I also stood at crossroads a different time coming out of hospital and I chose to ask for help, for the ancient paths, for the good way, and I stayed out of hospital a lot longer, and got significantly more rest, because I wasn't making decisions that made it harder not to turn back with every step.
Crossroads are scary. Crossroads have many options and I don't like decisions, I fear I will fail or upset or disappoint. But to find rest for your soul you must take a path, taking no path doesn't find you rest either it just keeps you in the same place.
I may have been journeying the last year walking endlessly between crossroads and trying to find paths and rest. Each time I chose the good way, and I choose to enter the right path and walk that way with God I choose rest for my soul. I choose not to wrestle and wander anymore. And slowly but surely, because of what Jesus has done for me on the cross, my soul will find rest, like a child in their parents arms.
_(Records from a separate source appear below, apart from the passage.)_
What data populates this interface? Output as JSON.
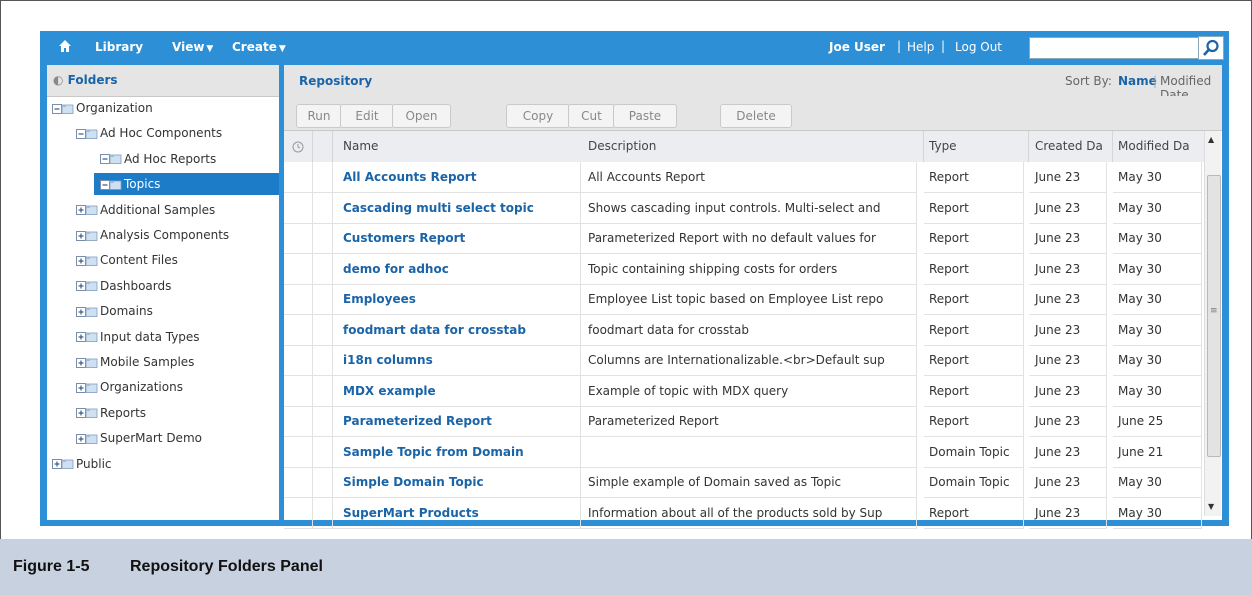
{
  "topbar": {
    "nav": [
      {
        "label": "Library",
        "caret": false
      },
      {
        "label": "View",
        "caret": true
      },
      {
        "label": "Create",
        "caret": true
      }
    ],
    "user": "Joe User",
    "help": "Help",
    "logout": "Log Out",
    "search_value": ""
  },
  "folders": {
    "title": "Folders",
    "items": [
      {
        "label": "Organization",
        "expanded": true,
        "level": 0
      },
      {
        "label": "Ad Hoc Components",
        "expanded": true,
        "level": 1
      },
      {
        "label": "Ad Hoc Reports",
        "expanded": null,
        "level": 2
      },
      {
        "label": "Topics",
        "expanded": true,
        "level": 2,
        "selected": true
      },
      {
        "label": "Additional Samples",
        "expanded": false,
        "level": 1
      },
      {
        "label": "Analysis Components",
        "expanded": false,
        "level": 1
      },
      {
        "label": "Content Files",
        "expanded": false,
        "level": 1
      },
      {
        "label": "Dashboards",
        "expanded": false,
        "level": 1
      },
      {
        "label": "Domains",
        "expanded": false,
        "level": 1
      },
      {
        "label": "Input data Types",
        "expanded": false,
        "level": 1
      },
      {
        "label": "Mobile Samples",
        "expanded": false,
        "level": 1
      },
      {
        "label": "Organizations",
        "expanded": false,
        "level": 1
      },
      {
        "label": "Reports",
        "expanded": false,
        "level": 1
      },
      {
        "label": "SuperMart Demo",
        "expanded": false,
        "level": 1
      },
      {
        "label": "Public",
        "expanded": false,
        "level": 0
      }
    ]
  },
  "repository": {
    "title": "Repository",
    "sort_by_label": "Sort By:",
    "sort_name": "Name",
    "sort_modified": "Modified Date",
    "toolbar": [
      "Run",
      "Edit",
      "Open",
      "Copy",
      "Cut",
      "Paste",
      "Delete"
    ],
    "columns": [
      "Name",
      "Description",
      "Type",
      "Created Da",
      "Modified Da"
    ],
    "rows": [
      [
        "All Accounts Report",
        "All Accounts Report",
        "Report",
        "June 23",
        "May 30"
      ],
      [
        "Cascading multi select topic",
        "Shows cascading input controls. Multi-select and",
        "Report",
        "June 23",
        "May 30"
      ],
      [
        "Customers Report",
        "Parameterized Report with no default values for",
        "Report",
        "June 23",
        "May 30"
      ],
      [
        "demo for adhoc",
        "Topic containing shipping costs for orders",
        "Report",
        "June 23",
        "May 30"
      ],
      [
        "Employees",
        "Employee List topic based on Employee List repo",
        "Report",
        "June 23",
        "May 30"
      ],
      [
        "foodmart data for crosstab",
        "foodmart data for crosstab",
        "Report",
        "June 23",
        "May 30"
      ],
      [
        "i18n columns",
        "Columns are Internationalizable.<br>Default sup",
        "Report",
        "June 23",
        "May 30"
      ],
      [
        "MDX example",
        "Example of topic with MDX query",
        "Report",
        "June 23",
        "May 30"
      ],
      [
        "Parameterized Report",
        "Parameterized Report",
        "Report",
        "June 23",
        "June 25"
      ],
      [
        "Sample Topic from Domain",
        "",
        "Domain Topic",
        "June 23",
        "June 21"
      ],
      [
        "Simple Domain Topic",
        "Simple example of Domain saved as Topic",
        "Domain Topic",
        "June 23",
        "May 30"
      ],
      [
        "SuperMart Products",
        "Information about all of the products sold by Sup",
        "Report",
        "June 23",
        "May 30"
      ]
    ]
  },
  "caption": {
    "number": "Figure 1-5",
    "title": "Repository Folders Panel"
  }
}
So I may not be resting right now, I may feel like I'm constantly wrestling and wandering, but God knows the right paths and has paid the price for my soul to rest and this pain and confusion to be through. I just have to keep trusting him, talking to him, choosing him. You can choose to do that too.
Thursday, 5 December 2013
Some of you will know what my past few weeks have been like. Some of you won't. I'm not writing this to share that, but I will say they have been exceedingly difficult.
For now I want to share this:
The Lord is my shepherd, I shall not be in want.
He makes me lie down in green pastures, he leads me beside quiet waters, he restores my soul. He guides me in paths of righteousness for his name's sake.
Even though I walk through the valley of the shadow of death, I will fear no evil, for you are with me; your rod and your staff, they comfort me.
I will stand. I will be held up when I cannot stand. If it were not for God I would not be alive.
The last couple of weeks, have been deeper into the valley than I ever thought I'd go, and I am scared almost all the time, but that doesn't mean I can't stand, even with the fear, and declare that God is with me. But Jesus has died and rose again, he has paid the price for me to lie down in green pastures and be beside quiet waters, and have restoration for my soul. He will guide me, and be with me, even in the shadow of death.
I'm not writing this because I fully understand, or think I've got it sorted now. I'm writing this because I need to remind myself that although I can barely stand, although I am in deaths shadow, although the pain is more than I can bear, Jesus has paid the price and he is alive and all that is promised as a result of it will come, and until that day I will never be alone, even in my darkest suffering.